Di samping itu, payung hukum (RUU Pengelolaan Sampah) ini dapat dijadikan sebagai wujud struktur kelembagaan yang bertanggung jawab terhadap tumpukan sampah dan sistem pengelolaannya.Tentu, tak sebatas sampah pasca banjir, melainkan sampah harian di luar musim penghujan.Di luar itu, payung hukum ini dapat mengatur keterlibatan warga (produsen maupun konsumen) dalam mengurus sampah Jakarta.Sejauh ini, hanya Dinas Kebersihan Pemprov DKI Jakarta yang bertugas.Sayangnya, kinerja mereka tak maksimal.

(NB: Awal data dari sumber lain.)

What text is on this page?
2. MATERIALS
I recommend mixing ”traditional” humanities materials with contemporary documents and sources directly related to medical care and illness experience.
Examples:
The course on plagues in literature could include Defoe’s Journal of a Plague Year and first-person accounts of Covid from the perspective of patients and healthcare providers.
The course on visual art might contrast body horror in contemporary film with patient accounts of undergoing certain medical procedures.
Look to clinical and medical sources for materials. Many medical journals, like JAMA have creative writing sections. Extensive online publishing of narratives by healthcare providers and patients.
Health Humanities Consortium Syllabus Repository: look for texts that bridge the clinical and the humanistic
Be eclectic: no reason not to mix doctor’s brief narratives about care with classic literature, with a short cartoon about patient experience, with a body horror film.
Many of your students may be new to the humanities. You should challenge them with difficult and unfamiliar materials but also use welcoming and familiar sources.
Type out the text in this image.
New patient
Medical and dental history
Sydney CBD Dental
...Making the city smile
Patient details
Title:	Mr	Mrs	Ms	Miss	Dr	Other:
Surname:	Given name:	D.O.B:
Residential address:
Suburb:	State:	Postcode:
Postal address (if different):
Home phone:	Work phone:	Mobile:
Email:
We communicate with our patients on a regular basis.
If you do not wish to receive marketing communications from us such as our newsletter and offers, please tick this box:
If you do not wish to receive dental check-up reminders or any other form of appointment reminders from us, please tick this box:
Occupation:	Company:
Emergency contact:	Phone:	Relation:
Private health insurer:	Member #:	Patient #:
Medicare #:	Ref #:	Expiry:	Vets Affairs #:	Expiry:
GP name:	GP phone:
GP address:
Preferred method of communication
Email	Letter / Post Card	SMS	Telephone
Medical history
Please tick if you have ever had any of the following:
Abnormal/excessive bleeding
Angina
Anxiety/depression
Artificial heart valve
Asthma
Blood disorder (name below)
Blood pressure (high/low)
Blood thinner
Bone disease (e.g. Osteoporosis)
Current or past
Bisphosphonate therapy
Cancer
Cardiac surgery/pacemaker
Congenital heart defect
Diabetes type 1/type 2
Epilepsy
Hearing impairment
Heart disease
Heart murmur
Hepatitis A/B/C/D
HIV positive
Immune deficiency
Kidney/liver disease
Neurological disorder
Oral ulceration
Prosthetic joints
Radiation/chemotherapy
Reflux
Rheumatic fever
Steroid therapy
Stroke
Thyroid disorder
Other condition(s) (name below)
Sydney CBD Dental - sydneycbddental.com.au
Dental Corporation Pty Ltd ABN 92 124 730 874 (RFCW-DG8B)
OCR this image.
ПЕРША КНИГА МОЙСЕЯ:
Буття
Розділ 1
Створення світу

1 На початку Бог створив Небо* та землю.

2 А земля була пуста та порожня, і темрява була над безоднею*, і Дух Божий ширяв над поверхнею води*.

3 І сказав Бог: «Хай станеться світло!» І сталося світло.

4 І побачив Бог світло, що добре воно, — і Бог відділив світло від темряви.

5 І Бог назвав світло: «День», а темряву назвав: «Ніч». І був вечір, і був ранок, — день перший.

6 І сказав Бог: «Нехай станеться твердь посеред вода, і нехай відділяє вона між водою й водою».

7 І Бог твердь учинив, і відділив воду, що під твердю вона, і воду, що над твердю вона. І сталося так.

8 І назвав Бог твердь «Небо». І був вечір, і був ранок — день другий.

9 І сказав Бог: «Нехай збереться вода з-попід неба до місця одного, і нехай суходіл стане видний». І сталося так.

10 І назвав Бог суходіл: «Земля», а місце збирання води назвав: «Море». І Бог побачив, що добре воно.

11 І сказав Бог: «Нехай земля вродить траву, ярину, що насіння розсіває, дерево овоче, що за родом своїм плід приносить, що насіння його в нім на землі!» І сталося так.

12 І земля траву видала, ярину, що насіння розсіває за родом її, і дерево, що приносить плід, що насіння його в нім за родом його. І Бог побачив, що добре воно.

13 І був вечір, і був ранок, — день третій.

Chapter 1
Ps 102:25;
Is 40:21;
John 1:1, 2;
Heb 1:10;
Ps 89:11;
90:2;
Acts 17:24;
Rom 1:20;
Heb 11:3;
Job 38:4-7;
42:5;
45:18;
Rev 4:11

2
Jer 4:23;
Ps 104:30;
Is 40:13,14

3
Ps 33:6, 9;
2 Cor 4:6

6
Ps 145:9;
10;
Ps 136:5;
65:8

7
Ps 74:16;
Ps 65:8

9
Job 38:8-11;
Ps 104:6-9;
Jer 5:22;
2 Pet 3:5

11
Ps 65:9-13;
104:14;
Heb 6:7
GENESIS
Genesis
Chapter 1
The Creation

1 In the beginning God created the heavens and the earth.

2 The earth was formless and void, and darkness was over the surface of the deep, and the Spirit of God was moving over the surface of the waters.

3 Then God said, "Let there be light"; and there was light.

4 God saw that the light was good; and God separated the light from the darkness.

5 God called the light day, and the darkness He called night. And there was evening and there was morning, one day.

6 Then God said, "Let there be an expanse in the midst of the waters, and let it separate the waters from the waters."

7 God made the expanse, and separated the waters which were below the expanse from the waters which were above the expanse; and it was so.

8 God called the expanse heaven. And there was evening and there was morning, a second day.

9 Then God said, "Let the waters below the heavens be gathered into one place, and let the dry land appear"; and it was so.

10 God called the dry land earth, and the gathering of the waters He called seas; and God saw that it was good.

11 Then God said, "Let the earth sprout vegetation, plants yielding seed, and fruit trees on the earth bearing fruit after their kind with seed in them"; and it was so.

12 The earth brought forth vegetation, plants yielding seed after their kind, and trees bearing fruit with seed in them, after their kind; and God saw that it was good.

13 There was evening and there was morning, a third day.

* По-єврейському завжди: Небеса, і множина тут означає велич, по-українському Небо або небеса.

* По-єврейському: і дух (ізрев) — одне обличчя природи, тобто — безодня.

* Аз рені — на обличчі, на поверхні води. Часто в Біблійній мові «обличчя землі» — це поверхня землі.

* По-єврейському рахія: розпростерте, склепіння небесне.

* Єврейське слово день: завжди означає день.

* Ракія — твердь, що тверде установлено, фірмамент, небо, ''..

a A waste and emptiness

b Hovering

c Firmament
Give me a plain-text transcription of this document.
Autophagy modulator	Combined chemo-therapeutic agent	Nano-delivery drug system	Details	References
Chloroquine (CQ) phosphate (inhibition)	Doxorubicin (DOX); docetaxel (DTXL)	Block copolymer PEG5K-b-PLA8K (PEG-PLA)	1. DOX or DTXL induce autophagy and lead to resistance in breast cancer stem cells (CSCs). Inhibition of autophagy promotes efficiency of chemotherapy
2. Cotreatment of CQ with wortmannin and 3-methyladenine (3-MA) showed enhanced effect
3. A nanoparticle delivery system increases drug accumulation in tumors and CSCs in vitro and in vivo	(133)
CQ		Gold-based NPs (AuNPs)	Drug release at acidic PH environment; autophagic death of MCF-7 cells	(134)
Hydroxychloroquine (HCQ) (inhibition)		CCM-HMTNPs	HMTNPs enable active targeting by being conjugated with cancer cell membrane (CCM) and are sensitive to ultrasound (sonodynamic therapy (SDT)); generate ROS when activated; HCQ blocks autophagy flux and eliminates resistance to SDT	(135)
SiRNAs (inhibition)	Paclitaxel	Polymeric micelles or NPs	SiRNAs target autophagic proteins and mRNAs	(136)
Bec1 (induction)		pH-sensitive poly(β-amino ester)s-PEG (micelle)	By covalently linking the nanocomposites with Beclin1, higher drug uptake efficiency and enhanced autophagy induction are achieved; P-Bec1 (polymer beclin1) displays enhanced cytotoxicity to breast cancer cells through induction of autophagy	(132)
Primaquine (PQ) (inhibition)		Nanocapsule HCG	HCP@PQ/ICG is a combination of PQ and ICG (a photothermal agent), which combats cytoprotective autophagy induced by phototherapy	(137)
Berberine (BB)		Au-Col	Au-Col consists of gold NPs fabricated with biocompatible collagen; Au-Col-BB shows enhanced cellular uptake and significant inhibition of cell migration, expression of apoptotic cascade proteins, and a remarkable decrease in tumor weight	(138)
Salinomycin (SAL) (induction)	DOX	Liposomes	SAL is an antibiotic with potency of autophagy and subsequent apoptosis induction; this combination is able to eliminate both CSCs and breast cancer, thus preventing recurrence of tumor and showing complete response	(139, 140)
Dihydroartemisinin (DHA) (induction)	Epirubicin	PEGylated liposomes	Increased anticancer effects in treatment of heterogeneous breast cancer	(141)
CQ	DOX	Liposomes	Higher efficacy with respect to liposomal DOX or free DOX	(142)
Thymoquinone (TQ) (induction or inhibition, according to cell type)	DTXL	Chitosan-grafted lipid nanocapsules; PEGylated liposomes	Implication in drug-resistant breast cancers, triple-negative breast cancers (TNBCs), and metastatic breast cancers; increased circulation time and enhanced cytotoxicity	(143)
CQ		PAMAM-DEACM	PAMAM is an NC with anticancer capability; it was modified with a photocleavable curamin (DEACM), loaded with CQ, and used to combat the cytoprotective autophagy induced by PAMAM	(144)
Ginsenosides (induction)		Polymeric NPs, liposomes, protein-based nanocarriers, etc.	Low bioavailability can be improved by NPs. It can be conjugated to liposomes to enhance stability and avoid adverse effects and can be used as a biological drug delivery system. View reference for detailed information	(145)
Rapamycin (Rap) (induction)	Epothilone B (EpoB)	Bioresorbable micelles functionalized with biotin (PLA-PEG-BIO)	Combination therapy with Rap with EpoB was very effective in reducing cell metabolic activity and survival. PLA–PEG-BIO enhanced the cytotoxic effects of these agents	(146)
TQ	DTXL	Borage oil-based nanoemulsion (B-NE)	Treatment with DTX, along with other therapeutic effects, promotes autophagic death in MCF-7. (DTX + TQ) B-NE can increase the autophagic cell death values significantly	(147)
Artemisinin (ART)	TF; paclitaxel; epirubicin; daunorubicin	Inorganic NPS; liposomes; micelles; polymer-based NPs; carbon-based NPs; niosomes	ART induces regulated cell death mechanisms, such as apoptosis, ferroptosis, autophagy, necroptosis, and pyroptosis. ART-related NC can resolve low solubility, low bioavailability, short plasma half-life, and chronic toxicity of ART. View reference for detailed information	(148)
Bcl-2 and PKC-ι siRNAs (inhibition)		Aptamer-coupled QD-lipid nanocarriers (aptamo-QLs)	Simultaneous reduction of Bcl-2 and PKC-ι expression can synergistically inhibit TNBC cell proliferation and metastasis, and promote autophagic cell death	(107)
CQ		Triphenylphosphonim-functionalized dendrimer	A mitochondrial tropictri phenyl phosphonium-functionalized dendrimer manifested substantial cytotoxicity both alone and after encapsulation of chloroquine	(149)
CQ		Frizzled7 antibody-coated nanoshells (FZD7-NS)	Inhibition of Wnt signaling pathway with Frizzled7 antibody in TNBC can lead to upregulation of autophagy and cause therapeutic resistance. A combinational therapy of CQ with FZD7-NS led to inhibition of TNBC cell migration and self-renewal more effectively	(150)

Sampah adalah persoalan warga DKI Jakarta, bukan permasalahan warga Bantar Gebang, Bekasi, dan Bojong, Bogor.Problem sampah adalah problem politik, hukum, dan budaya. Keseriusan pemerintah dalam menyelesaikan carut-marutnya penanganan sampah menjadi palang pintu bagi perubahan kultur warga, melalui penegakan aspek legal (UU Pengelolaan Sampah) secara tegas dan tak tebang pilih.
Momentum ini dapat dijadikan warga DKI Jakarta sebagai pertimbangan politik jelang pemilihan kepala daerahnya.Pembangunan adalah hal niscaya. Tanpa keikutsertaan pertimbangan (keberlanjutan dan keseimbangan) ekologis, pembangunan menjadi deret arus bencana ekologis babak berikutnya, yang tak jarang menelan korban jiwa. Ingat, mengelola sampah sama dengan mengelola gaya hidup kita!